"A verdade será sempre um escândalo". (In Adriano, M. Yourcenar)

"Quero imaginar sob que novos traços o despotismo poderia produzir-se no mundo... Depois de ter colhido em suas mãos poderosas cada indivíduo e de moldá-los a seu gosto, o soberno estende seus braços sobre toda a sociedade... Não quebra as vontades, mas as amolece, submete e dirige... Raramente força a agir, mas opõe-se sem cessar a que se aja; não destrói, impede que se nasça; não tiraniza, incomoda, oprime, extingue, abestalha e reduz enfim cada nação a não ser mais que um rebanho de animais tímidos, do qual o governo é o pastor. (...)
A imprensa é, por excelência, o instrumento democrático da liberdade."
Alexis de Tocqueville (1805-1859)



quinta-feira, 29 de novembro de 2012

"BRASILEIRO É PRECONCEITUOSO, O ESPELHO INCOMODA."

ENTREVISTA: GLÓRIA PEREZ
Marlene Bergamo/Folhapress
A autora em sua casa, no Rio
A autora em sua casa, no Rio
Para Gloria Perez, autora de "Salve Jorge", as críticas à novela revelam preconceito. Em entrevista à coluna, ela diz que não dá para comparar o Complexo do Alemão com o Divino, de "Avenida Brasil". A seguir os principais trechos da conversa.
Folha - O que você acha das comparação de "Salve Jorge" e "Avenida Brasil?
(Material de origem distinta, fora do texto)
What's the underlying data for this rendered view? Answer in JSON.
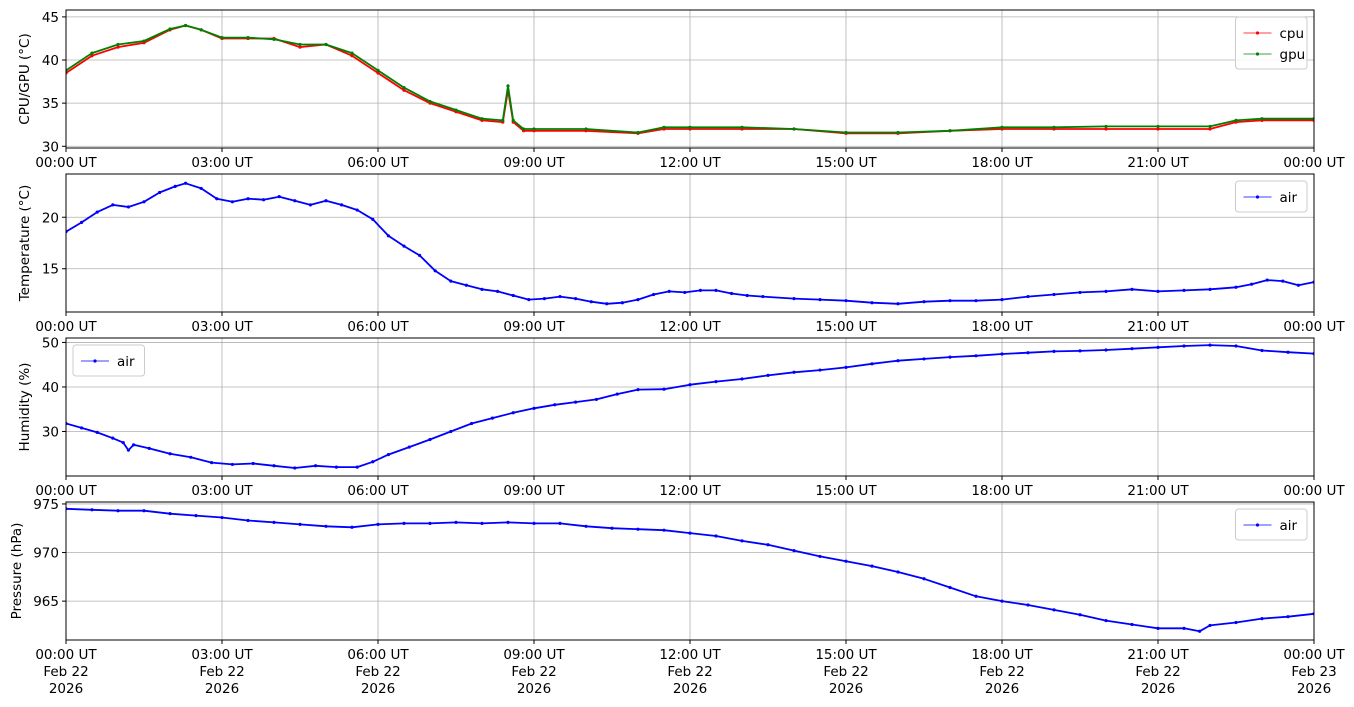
{
  "chart_data": [
    {
      "type": "line",
      "ylabel": "CPU/GPU (°C)",
      "ylim": [
        29.8,
        45.8
      ],
      "yticks": [
        30,
        35,
        40,
        45
      ],
      "xlim": [
        0,
        24
      ],
      "xticks": [
        0,
        3,
        6,
        9,
        12,
        15,
        18,
        21,
        24
      ],
      "xtick_labels": [
        "00:00 UT",
        "03:00 UT",
        "06:00 UT",
        "09:00 UT",
        "12:00 UT",
        "15:00 UT",
        "18:00 UT",
        "21:00 UT",
        "00:00 UT"
      ],
      "grid": true,
      "legend": "upper-right",
      "series": [
        {
          "name": "cpu",
          "color": "#ff0000",
          "x": [
            0,
            0.5,
            1.0,
            1.5,
            2.0,
            2.3,
            2.6,
            3.0,
            3.5,
            4.0,
            4.5,
            5.0,
            5.5,
            6.0,
            6.5,
            7.0,
            7.5,
            8.0,
            8.4,
            8.5,
            8.6,
            8.8,
            9.0,
            10.0,
            11.0,
            11.5,
            12.0,
            13.0,
            14.0,
            15.0,
            16.0,
            17.0,
            18.0,
            19.0,
            20.0,
            21.0,
            22.0,
            22.5,
            23.0,
            24.0
          ],
          "y": [
            38.5,
            40.5,
            41.5,
            42.0,
            43.5,
            44.0,
            43.5,
            42.5,
            42.5,
            42.5,
            41.5,
            41.8,
            40.5,
            38.5,
            36.5,
            35.0,
            34.0,
            33.0,
            32.8,
            36.5,
            32.8,
            31.8,
            31.8,
            31.8,
            31.5,
            32.0,
            32.0,
            32.0,
            32.0,
            31.5,
            31.5,
            31.8,
            32.0,
            32.0,
            32.0,
            32.0,
            32.0,
            32.8,
            33.0,
            33.0
          ]
        },
        {
          "name": "gpu",
          "color": "#008000",
          "x": [
            0,
            0.5,
            1.0,
            1.5,
            2.0,
            2.3,
            2.6,
            3.0,
            3.5,
            4.0,
            4.5,
            5.0,
            5.5,
            6.0,
            6.5,
            7.0,
            7.5,
            8.0,
            8.4,
            8.5,
            8.6,
            8.8,
            9.0,
            10.0,
            11.0,
            11.5,
            12.0,
            13.0,
            14.0,
            15.0,
            16.0,
            17.0,
            18.0,
            19.0,
            20.0,
            21.0,
            22.0,
            22.5,
            23.0,
            24.0
          ],
          "y": [
            38.8,
            40.8,
            41.8,
            42.2,
            43.6,
            44.0,
            43.5,
            42.6,
            42.6,
            42.4,
            41.8,
            41.8,
            40.8,
            38.8,
            36.8,
            35.2,
            34.2,
            33.2,
            33.0,
            37.0,
            33.0,
            32.0,
            32.0,
            32.0,
            31.6,
            32.2,
            32.2,
            32.2,
            32.0,
            31.6,
            31.6,
            31.8,
            32.2,
            32.2,
            32.3,
            32.3,
            32.3,
            33.0,
            33.2,
            33.2
          ]
        }
      ]
    },
    {
      "type": "line",
      "ylabel": "Temperature (°C)",
      "ylim": [
        10.8,
        24.2
      ],
      "yticks": [
        15,
        20
      ],
      "xlim": [
        0,
        24
      ],
      "xticks": [
        0,
        3,
        6,
        9,
        12,
        15,
        18,
        21,
        24
      ],
      "xtick_labels": [
        "00:00 UT",
        "03:00 UT",
        "06:00 UT",
        "09:00 UT",
        "12:00 UT",
        "15:00 UT",
        "18:00 UT",
        "21:00 UT",
        "00:00 UT"
      ],
      "grid": true,
      "legend": "upper-right",
      "series": [
        {
          "name": "air",
          "color": "#0000ff",
          "x": [
            0,
            0.3,
            0.6,
            0.9,
            1.2,
            1.5,
            1.8,
            2.1,
            2.3,
            2.6,
            2.9,
            3.2,
            3.5,
            3.8,
            4.1,
            4.4,
            4.7,
            5.0,
            5.3,
            5.6,
            5.9,
            6.2,
            6.5,
            6.8,
            7.1,
            7.4,
            7.7,
            8.0,
            8.3,
            8.6,
            8.9,
            9.2,
            9.5,
            9.8,
            10.1,
            10.4,
            10.7,
            11.0,
            11.3,
            11.6,
            11.9,
            12.2,
            12.5,
            12.8,
            13.1,
            13.4,
            14.0,
            14.5,
            15.0,
            15.5,
            16.0,
            16.5,
            17.0,
            17.5,
            18.0,
            18.5,
            19.0,
            19.5,
            20.0,
            20.5,
            21.0,
            21.5,
            22.0,
            22.5,
            22.8,
            23.1,
            23.4,
            23.7,
            24.0
          ],
          "y": [
            18.6,
            19.5,
            20.5,
            21.2,
            21.0,
            21.5,
            22.4,
            23.0,
            23.3,
            22.8,
            21.8,
            21.5,
            21.8,
            21.7,
            22.0,
            21.6,
            21.2,
            21.6,
            21.2,
            20.7,
            19.8,
            18.2,
            17.2,
            16.3,
            14.8,
            13.8,
            13.4,
            13.0,
            12.8,
            12.4,
            12.0,
            12.1,
            12.3,
            12.1,
            11.8,
            11.6,
            11.7,
            12.0,
            12.5,
            12.8,
            12.7,
            12.9,
            12.9,
            12.6,
            12.4,
            12.3,
            12.1,
            12.0,
            11.9,
            11.7,
            11.6,
            11.8,
            11.9,
            11.9,
            12.0,
            12.3,
            12.5,
            12.7,
            12.8,
            13.0,
            12.8,
            12.9,
            13.0,
            13.2,
            13.5,
            13.9,
            13.8,
            13.4,
            13.7
          ]
        }
      ]
    },
    {
      "type": "line",
      "ylabel": "Humidity (%)",
      "ylim": [
        20.0,
        51.0
      ],
      "yticks": [
        30,
        40,
        50
      ],
      "xlim": [
        0,
        24
      ],
      "xticks": [
        0,
        3,
        6,
        9,
        12,
        15,
        18,
        21,
        24
      ],
      "xtick_labels": [
        "00:00 UT",
        "03:00 UT",
        "06:00 UT",
        "09:00 UT",
        "12:00 UT",
        "15:00 UT",
        "18:00 UT",
        "21:00 UT",
        "00:00 UT"
      ],
      "grid": true,
      "legend": "upper-left",
      "series": [
        {
          "name": "air",
          "color": "#0000ff",
          "x": [
            0,
            0.3,
            0.6,
            0.9,
            1.1,
            1.2,
            1.3,
            1.6,
            2.0,
            2.4,
            2.8,
            3.2,
            3.6,
            4.0,
            4.4,
            4.8,
            5.2,
            5.6,
            5.9,
            6.2,
            6.6,
            7.0,
            7.4,
            7.8,
            8.2,
            8.6,
            9.0,
            9.4,
            9.8,
            10.2,
            10.6,
            11.0,
            11.5,
            12.0,
            12.5,
            13.0,
            13.5,
            14.0,
            14.5,
            15.0,
            15.5,
            16.0,
            16.5,
            17.0,
            17.5,
            18.0,
            18.5,
            19.0,
            19.5,
            20.0,
            20.5,
            21.0,
            21.5,
            22.0,
            22.5,
            23.0,
            23.5,
            24.0
          ],
          "y": [
            31.8,
            30.8,
            29.8,
            28.5,
            27.5,
            25.8,
            27.0,
            26.2,
            25.0,
            24.2,
            23.0,
            22.6,
            22.8,
            22.3,
            21.8,
            22.3,
            22.0,
            22.0,
            23.2,
            24.8,
            26.5,
            28.2,
            30.0,
            31.8,
            33.0,
            34.2,
            35.2,
            36.0,
            36.6,
            37.2,
            38.4,
            39.4,
            39.5,
            40.5,
            41.2,
            41.8,
            42.6,
            43.3,
            43.8,
            44.4,
            45.2,
            45.9,
            46.3,
            46.7,
            47.0,
            47.4,
            47.7,
            48.0,
            48.1,
            48.3,
            48.6,
            48.9,
            49.2,
            49.4,
            49.2,
            48.2,
            47.8,
            47.5
          ]
        }
      ]
    },
    {
      "type": "line",
      "ylabel": "Pressure (hPa)",
      "ylim": [
        961.0,
        975.2
      ],
      "yticks": [
        965,
        970,
        975
      ],
      "xlim": [
        0,
        24
      ],
      "xticks": [
        0,
        3,
        6,
        9,
        12,
        15,
        18,
        21,
        24
      ],
      "xtick_labels": [
        "00:00 UT\nFeb 22\n2026",
        "03:00 UT\nFeb 22\n2026",
        "06:00 UT\nFeb 22\n2026",
        "09:00 UT\nFeb 22\n2026",
        "12:00 UT\nFeb 22\n2026",
        "15:00 UT\nFeb 22\n2026",
        "18:00 UT\nFeb 22\n2026",
        "21:00 UT\nFeb 22\n2026",
        "00:00 UT\nFeb 23\n2026"
      ],
      "grid": true,
      "legend": "upper-right",
      "series": [
        {
          "name": "air",
          "color": "#0000ff",
          "x": [
            0,
            0.5,
            1.0,
            1.5,
            2.0,
            2.5,
            3.0,
            3.5,
            4.0,
            4.5,
            5.0,
            5.5,
            6.0,
            6.5,
            7.0,
            7.5,
            8.0,
            8.5,
            9.0,
            9.5,
            10.0,
            10.5,
            11.0,
            11.5,
            12.0,
            12.5,
            13.0,
            13.5,
            14.0,
            14.5,
            15.0,
            15.5,
            16.0,
            16.5,
            17.0,
            17.5,
            18.0,
            18.5,
            19.0,
            19.5,
            20.0,
            20.5,
            21.0,
            21.5,
            21.8,
            22.0,
            22.5,
            23.0,
            23.5,
            24.0
          ],
          "y": [
            974.5,
            974.4,
            974.3,
            974.3,
            974.0,
            973.8,
            973.6,
            973.3,
            973.1,
            972.9,
            972.7,
            972.6,
            972.9,
            973.0,
            973.0,
            973.1,
            973.0,
            973.1,
            973.0,
            973.0,
            972.7,
            972.5,
            972.4,
            972.3,
            972.0,
            971.7,
            971.2,
            970.8,
            970.2,
            969.6,
            969.1,
            968.6,
            968.0,
            967.3,
            966.4,
            965.5,
            965.0,
            964.6,
            964.1,
            963.6,
            963.0,
            962.6,
            962.2,
            962.2,
            961.9,
            962.5,
            962.8,
            963.2,
            963.4,
            963.7
          ]
        }
      ]
    }
  ]
}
Gloria Perez - Uma bobagem. Comparar o Complexo do Alemão com o Divino é uma insanidade. Não se compara subúrbio com favela. Vida de subúrbio é cadeira na calçada, venda do vizinho. A carta chega à sua casa. Na favela, carteiro não sobe. É isso que retrato.
"Avenida Brasil" também retratou a classe C?
Lá era um subúrbio idealizado. É uma ficção. "Salve Jorge" é a favela real. Por isso, menos palatável. São enfoques e propostas completamente diferentes.
E as críticas à protagonista?
É preconceito con­tra as meninas dessa origem. Elas vivem isso no cotidiano. Não são periguetes. Na favela, essa maneira de vestir não está atrelada a um comportamento como no asfalto. Elas tiveram acesso ao mercado, ao crédito. Agora, estão podendo comprar e construir seu próprio estilo.
O que acha de Nanda Costa?
Nanda é uma atriz intensa, cheia de nuances. É a Morena que imaginei. A garota do subúrbio é palatável, está sempre nas novelas. A da favela, não. Morena é exata­mente uma menina do Alemão. Isso assusta. Quem representa esse estranhamento é dona Áurea [Suzana Faini], a mãe do Théo [Rodrigo Lombardi]. Brasileiro é pre­conceituoso. Dona Áurea expressa algo bem característico nosso: "Com meu filho, não". Compreendo as reações. O espelho in­comoda.
Ela estaria um tom acima?
Morena não tem que baixar o tom. Ela se criou no meio de tiro­teio. Na favela tudo é luta. Ela está sempre alerta para se defender. Quando sai de casa pode vir uma bala de cada lado, da polícia ou do traficante. Quando vai para o asfalto é sempre olhada com desconfiança, como se fizesse parte da bandidagem. Ela precisa ter marra para sobreviver.
O que mais Morena espelha?
Ela não abaixa a cabeça. O preconceito não a faz se sentir menor. Ela não tem culpa de ter crescido num espaço que o Estado não ocupou e deixou entregue ao comando do crime. Ela diz: "Não importa de onde a pessoa venha, importa aonde ela chega". Acho bonito esse orgulho de ser o que é.
Mostra também a vaidade?
No começo, eu li que a Morena estava arrumada demais para uma garota do morro. Mas lá é assim. Vi no Twitter de uma moradora da favela um comentário rebatendo as críticas: "A gente já não tem nada, querem também que não tenha unha nem cabelo?". São centenas de cabeleireiros no Alemão. A vaidade é uma forma de sair daquele mundo. A aparência é o passaporte para um emprego melhor, uma aceitação maior para além dos limites da favela. Então, Elas investem nisso.
Não é só sofrimento?
O cinema brasileiro sempre explorou o mundo da favela como algo triste. Só era ale­gre no Carnaval. Depois é "lata d'água na cabeça". Mas as mulheres da favela não são assim. Nem gostam de ser vistas assim.